V‑Spark 4.2 is a major release that includes new API endpoints, service dependency upgrades and security enhancements, and bug fixes.

1. Added the /appmatches endpoint, used to retrieve phrase matches from applications. The /appmatches endpoint returns the scores and phrase matches for all or specified applications and application categories for the provided transcriptID . To limit results, submit the names of individual applications and categories as JSON-formatted data with the request.

2. Added the /metadata endpoint, used to add, modify, or delete metadata values for previously processed transcription results. The /metadata endpoint uses the PATCH method to add or modify metadata values, uses the DELETE method to delete them, and requires JSON-formatted data specifying metadata changes to be provided with each request.

3. Added the lastmodifiedrange parameter to the /search endpoint. The lastmodifiedrange parameter filters search results by a specified date range. Date ranges may be expressed using any combination of years, months, days, hours, minutes, and seconds.

4. Added the last_modified field to the Elasticsearch record associated with each newly-created transcript. The last_modified field stores the date and time at which the Elasticsearch record was last changed. Data for the last_modified field is stored using Coordinated Universal Time (UTC). The last_modified field is not included in JSON records in long-term storage, but it is always included in JSON output that is dynamically generated. Dynamically generated output includes, for example, JSON transcripts downloaded using the Files View.

5. Added a new folder setting that rejects duplicate file uploads based on their filenames. This setting is off by default and must be enabled for each folder that uses it.
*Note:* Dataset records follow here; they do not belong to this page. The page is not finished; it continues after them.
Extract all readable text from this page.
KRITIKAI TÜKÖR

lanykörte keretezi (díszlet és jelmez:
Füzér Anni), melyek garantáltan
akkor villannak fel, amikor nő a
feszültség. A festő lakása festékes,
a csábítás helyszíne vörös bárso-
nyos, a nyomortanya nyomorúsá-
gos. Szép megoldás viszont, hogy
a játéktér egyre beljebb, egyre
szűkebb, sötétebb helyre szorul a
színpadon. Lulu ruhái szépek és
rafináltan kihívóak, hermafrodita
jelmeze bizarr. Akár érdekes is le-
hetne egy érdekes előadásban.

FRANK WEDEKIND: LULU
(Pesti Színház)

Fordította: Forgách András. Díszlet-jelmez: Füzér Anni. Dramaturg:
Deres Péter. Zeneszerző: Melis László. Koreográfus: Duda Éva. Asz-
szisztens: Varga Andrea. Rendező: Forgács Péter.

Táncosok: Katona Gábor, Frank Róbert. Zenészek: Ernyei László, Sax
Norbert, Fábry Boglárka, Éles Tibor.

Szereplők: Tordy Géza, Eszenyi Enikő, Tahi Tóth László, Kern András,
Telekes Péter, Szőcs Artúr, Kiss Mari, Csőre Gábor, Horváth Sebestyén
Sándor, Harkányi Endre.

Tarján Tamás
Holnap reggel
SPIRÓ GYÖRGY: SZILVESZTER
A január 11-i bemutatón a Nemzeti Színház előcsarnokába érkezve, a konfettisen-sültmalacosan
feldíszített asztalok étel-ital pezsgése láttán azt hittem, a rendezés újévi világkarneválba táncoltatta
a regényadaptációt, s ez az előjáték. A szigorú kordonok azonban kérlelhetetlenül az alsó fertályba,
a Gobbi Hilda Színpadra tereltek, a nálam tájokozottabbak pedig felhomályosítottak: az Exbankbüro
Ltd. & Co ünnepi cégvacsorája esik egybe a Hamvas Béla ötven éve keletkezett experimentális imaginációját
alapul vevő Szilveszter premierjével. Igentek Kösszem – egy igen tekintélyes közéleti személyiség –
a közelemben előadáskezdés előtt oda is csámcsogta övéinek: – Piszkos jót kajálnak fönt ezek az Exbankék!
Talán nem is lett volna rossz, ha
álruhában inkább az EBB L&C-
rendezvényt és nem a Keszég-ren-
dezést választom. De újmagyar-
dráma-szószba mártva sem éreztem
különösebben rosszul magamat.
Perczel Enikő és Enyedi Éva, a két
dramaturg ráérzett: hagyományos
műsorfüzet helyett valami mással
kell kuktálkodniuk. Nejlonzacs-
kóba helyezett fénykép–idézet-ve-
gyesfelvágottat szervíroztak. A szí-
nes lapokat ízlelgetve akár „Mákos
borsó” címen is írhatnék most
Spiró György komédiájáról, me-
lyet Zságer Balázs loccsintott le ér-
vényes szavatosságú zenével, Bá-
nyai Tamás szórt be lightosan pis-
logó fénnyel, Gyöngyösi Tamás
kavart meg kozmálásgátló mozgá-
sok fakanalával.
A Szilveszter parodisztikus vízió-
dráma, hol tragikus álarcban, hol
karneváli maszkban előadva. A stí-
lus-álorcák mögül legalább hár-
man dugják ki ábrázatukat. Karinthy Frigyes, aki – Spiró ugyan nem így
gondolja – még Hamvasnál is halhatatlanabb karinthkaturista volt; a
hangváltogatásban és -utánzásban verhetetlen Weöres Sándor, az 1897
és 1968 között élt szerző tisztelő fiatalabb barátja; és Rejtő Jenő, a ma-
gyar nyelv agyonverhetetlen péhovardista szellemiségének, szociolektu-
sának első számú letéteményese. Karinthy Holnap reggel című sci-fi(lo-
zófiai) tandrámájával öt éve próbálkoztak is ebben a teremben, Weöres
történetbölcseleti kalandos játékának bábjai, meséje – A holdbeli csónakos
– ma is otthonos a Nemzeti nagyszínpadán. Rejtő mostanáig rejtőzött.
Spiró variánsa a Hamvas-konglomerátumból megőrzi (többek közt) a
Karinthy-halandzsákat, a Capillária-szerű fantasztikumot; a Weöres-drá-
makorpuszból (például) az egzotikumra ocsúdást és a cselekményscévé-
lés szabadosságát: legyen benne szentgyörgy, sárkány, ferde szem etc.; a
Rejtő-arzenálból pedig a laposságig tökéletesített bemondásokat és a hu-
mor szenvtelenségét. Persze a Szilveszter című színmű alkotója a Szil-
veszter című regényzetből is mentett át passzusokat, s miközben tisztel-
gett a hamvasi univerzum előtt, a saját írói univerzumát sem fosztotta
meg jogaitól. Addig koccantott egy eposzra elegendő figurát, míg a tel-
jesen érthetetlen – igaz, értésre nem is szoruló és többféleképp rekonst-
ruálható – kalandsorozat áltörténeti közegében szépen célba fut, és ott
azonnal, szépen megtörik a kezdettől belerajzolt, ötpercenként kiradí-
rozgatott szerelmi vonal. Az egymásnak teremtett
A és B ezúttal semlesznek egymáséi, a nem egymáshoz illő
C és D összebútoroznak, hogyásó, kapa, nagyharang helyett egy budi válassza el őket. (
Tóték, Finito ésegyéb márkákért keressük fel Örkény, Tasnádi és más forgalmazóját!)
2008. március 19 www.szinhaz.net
As of version 4.2.0, this setting can only be configured for folders using the UI.

   When a folder has the deduplication setting enabled, that folder will reject file uploads in the following scenarios:

   • A file is uploaded with the same name as a previously uploaded file.

   • A zip file contains a file with the same name as a previously uploaded file.

   • A zip file contains two or more files with the same name.

   Note that the entire zip is rejected when a duplicate file is detected, and duplicate file rejection for zip files nested inside other zip files is not supported. When folder-level deduplication causes a file to be rejected, V‑Spark generates a WARNING -level message in server.log and the Activity Log.

   When duplicate file rejection is enabled for a folder, audio may still be reloaded for reprocessing, but reloaded MP3 audio data will be rejected when the original audio file was also an MP3. A previously processed file that was originally uploaded in any other format is accepted. Reloading JSON data is not affected by the folder-level duplicate rejection setting.

6. Added support for SSL/TLS and password authentication when V‑Spark connects to Elasticsearch. These features are disabled by default. The following system configuration options have been added:

   • es_user — Specify the username defined in Elasticsearch. The default value is elastic .

   • es_pwd — Specify the password defined in Elasticsearch.

   • es_ssl — Set to on to enable SSL/TLS connections.

   • es_ssl_ca — Specify the path to the CA certificate bundle to be used.

   • es_ssl_cert — Specify the path to the client certificate to be used.

   • es_ssl_key — Specify the path to the client certificate key to be used.

   Note that setting these configuration options does not secure the connection; they enable communication with a secured Elasticsearch implementation. For information about configuring security for Elasticsearch, refer to the following topics in the external Elasticsearch documentation:

   • TLS/SSL configuration

   • Set up minimal security for Elasticsearch

   • Encrypt internode communications with TLS

   When securing Elasticsearch with SSL/TLS in a clustered implementation, if nodes in the Elasticsearch cluster access V‑Spark instances locally, two additional configuration file options, elasticsearch_hosts and app_score_es_hosts , should be defined to match the domain used to generate the certificate.

   The app_score_es_hosts option is not typically included in V‑Spark configuration files, in which case it should be added manually. app_score_es_hosts is set to http://localhost:9200 by default. If its value has not been changed from the default, app_score_es_hosts must be set to the same value as elasticsearch_hosts in order for V‑Spark to communicate with a secured Elasticsearch service.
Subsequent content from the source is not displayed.